The home was owned by lawyer C.W. Raymond from 1912-39. Raymond was a federal judge in the Indian Territories of Oklahoma during President William McKinley’s administration. Whitman said of Raymond in information about the home “his peers called his behavior on the bench “peculiar,” and after ruling in favor of a sales tax in the territories, legend has it that he faked his own death and smuggled himself back to Illinois on a hearse train.”

The home then was owned by his stepdaughter Katharine Clifton. She was a world traveler and airplane pilot. She traveled the world and brought back rocks from her trips that were used to built the grotto behind the house.

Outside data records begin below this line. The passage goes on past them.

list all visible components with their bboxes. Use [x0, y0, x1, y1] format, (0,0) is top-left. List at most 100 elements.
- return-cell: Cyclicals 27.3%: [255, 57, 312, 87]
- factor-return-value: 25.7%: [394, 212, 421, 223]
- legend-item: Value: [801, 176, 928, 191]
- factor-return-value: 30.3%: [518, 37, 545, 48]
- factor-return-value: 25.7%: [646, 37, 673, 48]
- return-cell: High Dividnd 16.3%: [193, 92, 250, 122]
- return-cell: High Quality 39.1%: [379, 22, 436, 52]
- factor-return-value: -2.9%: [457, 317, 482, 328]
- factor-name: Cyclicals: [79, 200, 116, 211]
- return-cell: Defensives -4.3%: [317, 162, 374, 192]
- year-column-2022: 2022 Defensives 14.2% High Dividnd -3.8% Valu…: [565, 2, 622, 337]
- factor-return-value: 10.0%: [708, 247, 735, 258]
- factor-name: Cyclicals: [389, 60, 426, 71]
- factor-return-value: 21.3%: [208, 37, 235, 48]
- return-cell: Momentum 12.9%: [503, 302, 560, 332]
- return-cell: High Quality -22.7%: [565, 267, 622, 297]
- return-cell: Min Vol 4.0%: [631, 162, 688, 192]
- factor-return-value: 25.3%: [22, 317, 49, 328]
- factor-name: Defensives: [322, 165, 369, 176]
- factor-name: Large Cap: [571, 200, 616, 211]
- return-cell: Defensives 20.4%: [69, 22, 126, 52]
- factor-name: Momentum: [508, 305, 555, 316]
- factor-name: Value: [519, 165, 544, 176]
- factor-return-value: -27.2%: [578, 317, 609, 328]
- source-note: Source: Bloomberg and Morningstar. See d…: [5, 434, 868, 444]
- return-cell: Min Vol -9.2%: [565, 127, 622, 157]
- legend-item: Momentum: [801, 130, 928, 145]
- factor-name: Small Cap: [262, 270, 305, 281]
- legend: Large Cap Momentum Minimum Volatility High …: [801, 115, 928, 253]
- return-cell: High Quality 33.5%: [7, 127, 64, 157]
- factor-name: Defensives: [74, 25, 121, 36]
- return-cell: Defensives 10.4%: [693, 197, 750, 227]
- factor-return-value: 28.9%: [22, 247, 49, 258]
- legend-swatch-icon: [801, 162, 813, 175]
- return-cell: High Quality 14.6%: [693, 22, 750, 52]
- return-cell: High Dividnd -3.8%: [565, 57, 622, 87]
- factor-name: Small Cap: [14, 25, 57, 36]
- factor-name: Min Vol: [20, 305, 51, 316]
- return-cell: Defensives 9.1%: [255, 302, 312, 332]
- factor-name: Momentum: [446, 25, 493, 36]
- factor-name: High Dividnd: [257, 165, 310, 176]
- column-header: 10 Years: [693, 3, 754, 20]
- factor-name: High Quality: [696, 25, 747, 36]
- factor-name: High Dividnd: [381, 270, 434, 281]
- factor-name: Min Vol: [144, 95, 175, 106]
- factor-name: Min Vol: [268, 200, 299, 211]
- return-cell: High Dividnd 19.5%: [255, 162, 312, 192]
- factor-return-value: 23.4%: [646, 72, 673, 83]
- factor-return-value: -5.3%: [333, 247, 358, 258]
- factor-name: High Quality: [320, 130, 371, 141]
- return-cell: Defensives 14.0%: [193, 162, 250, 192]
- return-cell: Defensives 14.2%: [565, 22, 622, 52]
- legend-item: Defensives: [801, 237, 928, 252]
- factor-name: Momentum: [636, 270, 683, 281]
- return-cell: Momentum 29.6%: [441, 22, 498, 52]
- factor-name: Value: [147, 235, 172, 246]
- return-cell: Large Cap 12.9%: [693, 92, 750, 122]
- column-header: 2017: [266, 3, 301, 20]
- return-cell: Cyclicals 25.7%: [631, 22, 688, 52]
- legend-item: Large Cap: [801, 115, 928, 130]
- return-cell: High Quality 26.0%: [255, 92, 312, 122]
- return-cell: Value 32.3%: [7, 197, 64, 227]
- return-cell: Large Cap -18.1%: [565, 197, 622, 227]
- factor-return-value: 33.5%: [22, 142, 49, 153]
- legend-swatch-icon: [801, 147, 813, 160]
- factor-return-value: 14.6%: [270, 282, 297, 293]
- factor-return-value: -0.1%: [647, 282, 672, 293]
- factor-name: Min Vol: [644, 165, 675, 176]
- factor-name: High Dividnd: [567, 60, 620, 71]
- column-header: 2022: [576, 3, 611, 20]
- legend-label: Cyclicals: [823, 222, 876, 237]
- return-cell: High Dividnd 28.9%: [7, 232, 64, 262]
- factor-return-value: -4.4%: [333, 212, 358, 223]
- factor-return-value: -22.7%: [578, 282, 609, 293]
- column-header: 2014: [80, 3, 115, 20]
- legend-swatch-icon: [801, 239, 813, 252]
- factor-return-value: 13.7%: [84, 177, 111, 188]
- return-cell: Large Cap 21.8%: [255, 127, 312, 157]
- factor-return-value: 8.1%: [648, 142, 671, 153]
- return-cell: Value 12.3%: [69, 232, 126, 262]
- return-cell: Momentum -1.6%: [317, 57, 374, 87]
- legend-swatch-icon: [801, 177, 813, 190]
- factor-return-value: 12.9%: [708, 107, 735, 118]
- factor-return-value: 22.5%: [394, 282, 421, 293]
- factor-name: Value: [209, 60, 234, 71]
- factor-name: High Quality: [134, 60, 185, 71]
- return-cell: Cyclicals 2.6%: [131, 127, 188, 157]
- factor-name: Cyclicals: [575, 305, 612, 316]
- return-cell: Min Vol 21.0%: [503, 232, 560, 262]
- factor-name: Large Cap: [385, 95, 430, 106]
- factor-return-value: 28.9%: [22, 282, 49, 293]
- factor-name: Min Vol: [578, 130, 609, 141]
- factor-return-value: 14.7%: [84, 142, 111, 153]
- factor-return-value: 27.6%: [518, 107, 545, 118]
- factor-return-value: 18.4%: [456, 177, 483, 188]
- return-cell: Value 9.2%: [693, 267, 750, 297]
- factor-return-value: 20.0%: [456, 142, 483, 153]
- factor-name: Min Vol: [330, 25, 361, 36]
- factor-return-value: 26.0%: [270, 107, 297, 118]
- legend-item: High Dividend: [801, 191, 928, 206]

Whitman said via a telephone interview recently that the Landmarks Illinois group had reached out to him several times to apply for the award they give each year, but he never felt it was the right time.

“This year I felt that it was,” he said, “so I said why not apply for it. I had about 10 days to put everything together.”

The work Whitman has done on the house spans 15 years and Whitman said when he learned the award was being presented to the Roff home he felt it was a confirmation of that 15 years of work.

The awards committee said the restoration was a five-phase project. Whitman said the first thing that was done when he bought the home was to work on the roofs and stop any deterioration that was taking place. He then starting working on the basics of the home, working on new electrical, new boiler and other services. “That was a year or two,” he said.

He next worked on getting the plastering done and the internal part of the house finished. A new foundation had to be done so some of that work had to be redone, he said. Finalizing the outside with a front porch and grounds was the fifth phase.

“There will always be work to be done,” he said.

The home draws a great number of guests each year. Some come for a quiet time away from the city, he said, and the home is listed on AirBnB. Others are drawn to the home because of the Spiritualist movement and still others are drawn to it because of the history that is associated with it.

In the past 15 years there have been more than 10,000 people from 15 states who have visited the home and has been the site of many special occasions. While the home is a private home, people can rent it for special occasions and do so regularly. Whitman said growing up in Watseka he had seen old buildings that had fallen down or torn down and when the Roff House because available he wanted to purchase it. “My goal was to save this house from that fate,” he said.